You supported President Obama. You’re a committed environmentalist. Would you consider running for political office?
“I don’t know about that. I’ve been making this documentary on climate change for the last two years. If there was anything that I felt that I could do that would really contribute to what I think is the most important issue in human history – climate change – then I would love to take a higher position with it. But that doesn’t necessarily mean political office. I think that a lot of the change needs to come from communal efforts, from groups and people who are trying to rattle the system. I think change is going to have to come from outside. You can’t depend on politicians to make the right decisions.”

The worldview in The Revenant is pretty bleak: people do terrible things to each other and nature is indifferent. Are you a pessimist?

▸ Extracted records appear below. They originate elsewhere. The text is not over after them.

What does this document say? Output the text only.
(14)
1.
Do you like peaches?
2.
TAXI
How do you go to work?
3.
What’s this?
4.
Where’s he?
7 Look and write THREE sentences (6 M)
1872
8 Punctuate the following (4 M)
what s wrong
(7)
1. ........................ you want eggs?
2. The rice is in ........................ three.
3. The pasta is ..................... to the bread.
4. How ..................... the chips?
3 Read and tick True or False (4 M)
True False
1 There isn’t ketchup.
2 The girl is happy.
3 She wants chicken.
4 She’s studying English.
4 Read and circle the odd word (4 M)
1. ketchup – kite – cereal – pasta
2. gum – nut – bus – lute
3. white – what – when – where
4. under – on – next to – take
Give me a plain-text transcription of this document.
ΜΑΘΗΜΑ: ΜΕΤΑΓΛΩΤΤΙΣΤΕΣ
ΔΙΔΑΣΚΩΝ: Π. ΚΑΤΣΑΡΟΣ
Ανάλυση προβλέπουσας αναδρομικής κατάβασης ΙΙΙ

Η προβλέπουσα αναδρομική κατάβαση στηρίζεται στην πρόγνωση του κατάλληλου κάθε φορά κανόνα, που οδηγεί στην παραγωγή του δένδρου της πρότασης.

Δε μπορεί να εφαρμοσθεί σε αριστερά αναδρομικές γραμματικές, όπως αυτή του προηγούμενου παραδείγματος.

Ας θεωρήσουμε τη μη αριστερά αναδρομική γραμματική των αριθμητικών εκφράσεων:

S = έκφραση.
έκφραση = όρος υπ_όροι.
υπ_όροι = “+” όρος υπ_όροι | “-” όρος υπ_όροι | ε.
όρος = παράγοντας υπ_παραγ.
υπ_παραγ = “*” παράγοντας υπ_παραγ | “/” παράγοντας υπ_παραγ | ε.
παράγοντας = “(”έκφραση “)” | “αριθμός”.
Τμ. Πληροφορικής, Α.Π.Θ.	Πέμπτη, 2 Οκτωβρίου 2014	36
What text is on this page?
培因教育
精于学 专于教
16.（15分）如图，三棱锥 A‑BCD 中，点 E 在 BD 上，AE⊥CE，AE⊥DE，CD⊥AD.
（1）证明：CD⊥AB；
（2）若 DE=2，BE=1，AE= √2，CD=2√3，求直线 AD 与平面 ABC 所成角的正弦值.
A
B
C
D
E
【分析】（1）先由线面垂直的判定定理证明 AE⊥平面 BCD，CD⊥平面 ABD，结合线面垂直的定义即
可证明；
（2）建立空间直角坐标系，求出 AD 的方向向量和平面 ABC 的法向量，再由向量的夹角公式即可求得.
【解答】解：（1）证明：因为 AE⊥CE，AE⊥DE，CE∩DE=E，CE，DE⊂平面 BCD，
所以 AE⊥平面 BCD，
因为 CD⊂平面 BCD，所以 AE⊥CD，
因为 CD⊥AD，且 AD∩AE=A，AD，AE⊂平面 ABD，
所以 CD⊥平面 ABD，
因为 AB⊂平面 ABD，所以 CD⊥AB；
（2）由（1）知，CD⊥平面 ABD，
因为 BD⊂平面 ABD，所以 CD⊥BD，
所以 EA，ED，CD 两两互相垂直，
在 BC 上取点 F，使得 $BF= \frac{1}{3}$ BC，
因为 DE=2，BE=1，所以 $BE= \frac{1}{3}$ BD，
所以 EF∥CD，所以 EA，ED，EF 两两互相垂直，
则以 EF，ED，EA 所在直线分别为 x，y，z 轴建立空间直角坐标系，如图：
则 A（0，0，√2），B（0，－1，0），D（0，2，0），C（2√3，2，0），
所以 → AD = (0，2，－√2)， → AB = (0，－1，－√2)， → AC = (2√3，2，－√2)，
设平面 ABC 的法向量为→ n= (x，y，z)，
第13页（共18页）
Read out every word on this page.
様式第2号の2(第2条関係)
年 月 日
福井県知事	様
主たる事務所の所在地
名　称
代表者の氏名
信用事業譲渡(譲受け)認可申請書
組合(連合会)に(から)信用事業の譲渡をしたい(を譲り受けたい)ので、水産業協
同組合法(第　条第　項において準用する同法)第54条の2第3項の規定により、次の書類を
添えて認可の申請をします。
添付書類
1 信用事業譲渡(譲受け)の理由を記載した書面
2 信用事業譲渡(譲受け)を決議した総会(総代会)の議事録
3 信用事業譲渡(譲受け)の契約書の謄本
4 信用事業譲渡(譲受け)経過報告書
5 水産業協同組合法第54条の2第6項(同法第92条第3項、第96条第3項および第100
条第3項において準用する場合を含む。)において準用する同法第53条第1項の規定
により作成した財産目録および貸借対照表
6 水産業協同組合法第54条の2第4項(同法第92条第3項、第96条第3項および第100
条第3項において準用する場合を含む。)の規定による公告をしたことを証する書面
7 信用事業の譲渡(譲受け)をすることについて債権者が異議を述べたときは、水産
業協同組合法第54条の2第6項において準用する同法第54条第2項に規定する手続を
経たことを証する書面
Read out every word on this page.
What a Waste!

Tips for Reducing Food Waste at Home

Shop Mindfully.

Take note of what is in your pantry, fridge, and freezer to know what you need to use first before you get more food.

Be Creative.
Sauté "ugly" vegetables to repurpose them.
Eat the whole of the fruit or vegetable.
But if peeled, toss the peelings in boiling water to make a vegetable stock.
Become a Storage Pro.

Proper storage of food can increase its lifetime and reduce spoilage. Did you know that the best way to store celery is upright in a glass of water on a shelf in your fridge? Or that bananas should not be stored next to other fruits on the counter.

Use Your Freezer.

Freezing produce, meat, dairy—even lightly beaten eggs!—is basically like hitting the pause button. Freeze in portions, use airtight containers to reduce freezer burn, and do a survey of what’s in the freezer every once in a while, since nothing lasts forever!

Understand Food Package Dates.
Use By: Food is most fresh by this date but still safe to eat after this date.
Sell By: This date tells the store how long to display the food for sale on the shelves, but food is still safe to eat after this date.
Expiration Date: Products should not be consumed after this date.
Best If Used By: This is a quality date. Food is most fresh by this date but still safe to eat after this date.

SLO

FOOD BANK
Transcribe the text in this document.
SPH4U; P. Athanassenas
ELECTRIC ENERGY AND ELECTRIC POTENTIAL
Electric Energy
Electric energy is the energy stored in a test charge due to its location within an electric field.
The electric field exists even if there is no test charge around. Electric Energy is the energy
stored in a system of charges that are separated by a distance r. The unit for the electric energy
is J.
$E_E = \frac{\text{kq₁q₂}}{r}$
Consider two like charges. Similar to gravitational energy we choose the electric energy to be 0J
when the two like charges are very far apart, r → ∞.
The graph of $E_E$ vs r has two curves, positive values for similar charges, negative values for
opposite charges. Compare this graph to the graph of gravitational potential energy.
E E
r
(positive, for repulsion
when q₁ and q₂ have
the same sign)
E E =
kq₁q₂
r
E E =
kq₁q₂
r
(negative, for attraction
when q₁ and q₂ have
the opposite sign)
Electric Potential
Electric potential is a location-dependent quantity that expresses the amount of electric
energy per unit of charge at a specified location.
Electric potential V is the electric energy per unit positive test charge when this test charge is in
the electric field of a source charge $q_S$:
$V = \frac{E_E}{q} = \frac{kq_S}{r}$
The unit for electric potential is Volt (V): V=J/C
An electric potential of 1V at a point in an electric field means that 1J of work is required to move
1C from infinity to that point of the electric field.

“That’s an interesting question for me as an environmentalist. You look back at that time [in The Revenant], and this surge west – extracting resources from nature, killing off indigenous Native American tribes, cutting down the trees and digging for oil – and you think, ‘Oh my God, look how brutal we were.’ But I wonder how people are going to look back at this time period now. We are destroying nature and killing species at a rate that is unprecedented. I just came back from Paris [and the climate change talks]. If we don’t have a resolution coming out of Paris, we are destined for an incredibly bleak, dark future.”

So, areyou a pessimist?
“No. I’m hopeful that we’ll evolve as a species. But there is something about human nature that is very destructive.”